What You See In The Media Isn’t Always How Things Really Are

Posted on December 29, 2015 in Media

By Sakshi Jain

Mid-way through my course in Journalism this month, I was wondering about the ‘one lesson’ which intrigued my thought process in this journey so far. Indeed, as I was digging down my memory of the multiple books and lessons, the lesson of ‘subjectivity’ kept swirling on my mind. It was neither a proposed topic in my curriculum nor was it a part of an exclusive lecture so far. Yet, it seems the ultimate lesson of all the other lessons learnt in the course.

mediaSubjectivity, in general, is a philosophical concept that in the broadest sense of its term means interpretation of truth or reality governed by individual’s influence. Often in contrast to objectivity, it has a slightly negative connotation. However, the purpose here is not to distinguish between the good and the bad, negative and the positive, subjective and the objective. The purpose is to express how the milieu of media, its representation of the world and the ethics pertaining to it provide us a lens of subjective interpretation.

In the name of subjectivity, I do not intend to justify the actual malpractices or the careless mistakes in the communication process of media and others but to express the general trend of the rifeness of subjectivity.

The Lesson Of Subjectivity

The very existence of media is not objectively defined in our Constitution. The distinct provision of ‘Freedom of Press’ doesn’t find a mention in our Constitution even though it was the most sought-after fundamental right, evident in the history of India’s freedom struggle. The Freedom of Speech and Expression guaranteed by Article 19(1)(A) is however seen as a provision encompassing ‘Freedom of Press’. However, the freedom isn’t absolute; it is subject to the reasonable restrictions mentioned in Article 19(2) of our Constitution. These restrictions are imposed in protection of ‘public order’, ‘decency’, and ‘morality’ or in relation to ‘contempt of court’, ‘defamation’ or ‘incitement to an offence’ that consequently limit the scope of freedom of speech and expression.

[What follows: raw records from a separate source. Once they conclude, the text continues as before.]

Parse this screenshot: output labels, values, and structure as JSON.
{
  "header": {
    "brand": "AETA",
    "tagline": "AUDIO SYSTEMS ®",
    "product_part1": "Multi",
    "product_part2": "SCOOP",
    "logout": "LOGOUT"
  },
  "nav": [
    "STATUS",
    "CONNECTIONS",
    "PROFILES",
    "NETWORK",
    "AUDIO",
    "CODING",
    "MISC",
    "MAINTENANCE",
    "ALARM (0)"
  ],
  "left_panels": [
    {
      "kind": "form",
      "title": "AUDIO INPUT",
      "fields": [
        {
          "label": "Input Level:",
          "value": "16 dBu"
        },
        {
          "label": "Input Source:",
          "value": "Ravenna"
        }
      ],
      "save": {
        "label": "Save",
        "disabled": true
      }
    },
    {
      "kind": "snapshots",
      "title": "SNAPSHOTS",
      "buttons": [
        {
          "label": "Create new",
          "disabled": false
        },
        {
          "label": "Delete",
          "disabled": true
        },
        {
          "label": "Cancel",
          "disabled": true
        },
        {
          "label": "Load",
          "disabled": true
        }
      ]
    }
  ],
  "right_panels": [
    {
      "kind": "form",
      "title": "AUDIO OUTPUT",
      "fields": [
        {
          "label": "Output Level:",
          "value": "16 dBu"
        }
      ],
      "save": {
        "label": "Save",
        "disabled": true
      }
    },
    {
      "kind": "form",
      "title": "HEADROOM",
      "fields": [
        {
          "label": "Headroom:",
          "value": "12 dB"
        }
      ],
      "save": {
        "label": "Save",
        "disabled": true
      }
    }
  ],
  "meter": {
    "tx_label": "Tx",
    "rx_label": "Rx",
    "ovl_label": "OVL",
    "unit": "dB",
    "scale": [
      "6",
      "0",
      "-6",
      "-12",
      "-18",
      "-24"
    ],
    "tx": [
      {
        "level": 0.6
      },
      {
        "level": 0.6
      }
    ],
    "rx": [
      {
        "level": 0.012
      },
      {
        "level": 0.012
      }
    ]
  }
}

A simple analysis of these provisions acquaints us with subjectivity in and around media and the larger world. The definition of a ‘decent’ or a ‘moral’ act is subjective to an individual’s interpretation. The question then is, who decides the line of distinction between moral and immoral, decent and indecent? Is there a universal acceptance of such categorization? If not, then what meaning do these terms hold and to what extent are these restrictions reasonable?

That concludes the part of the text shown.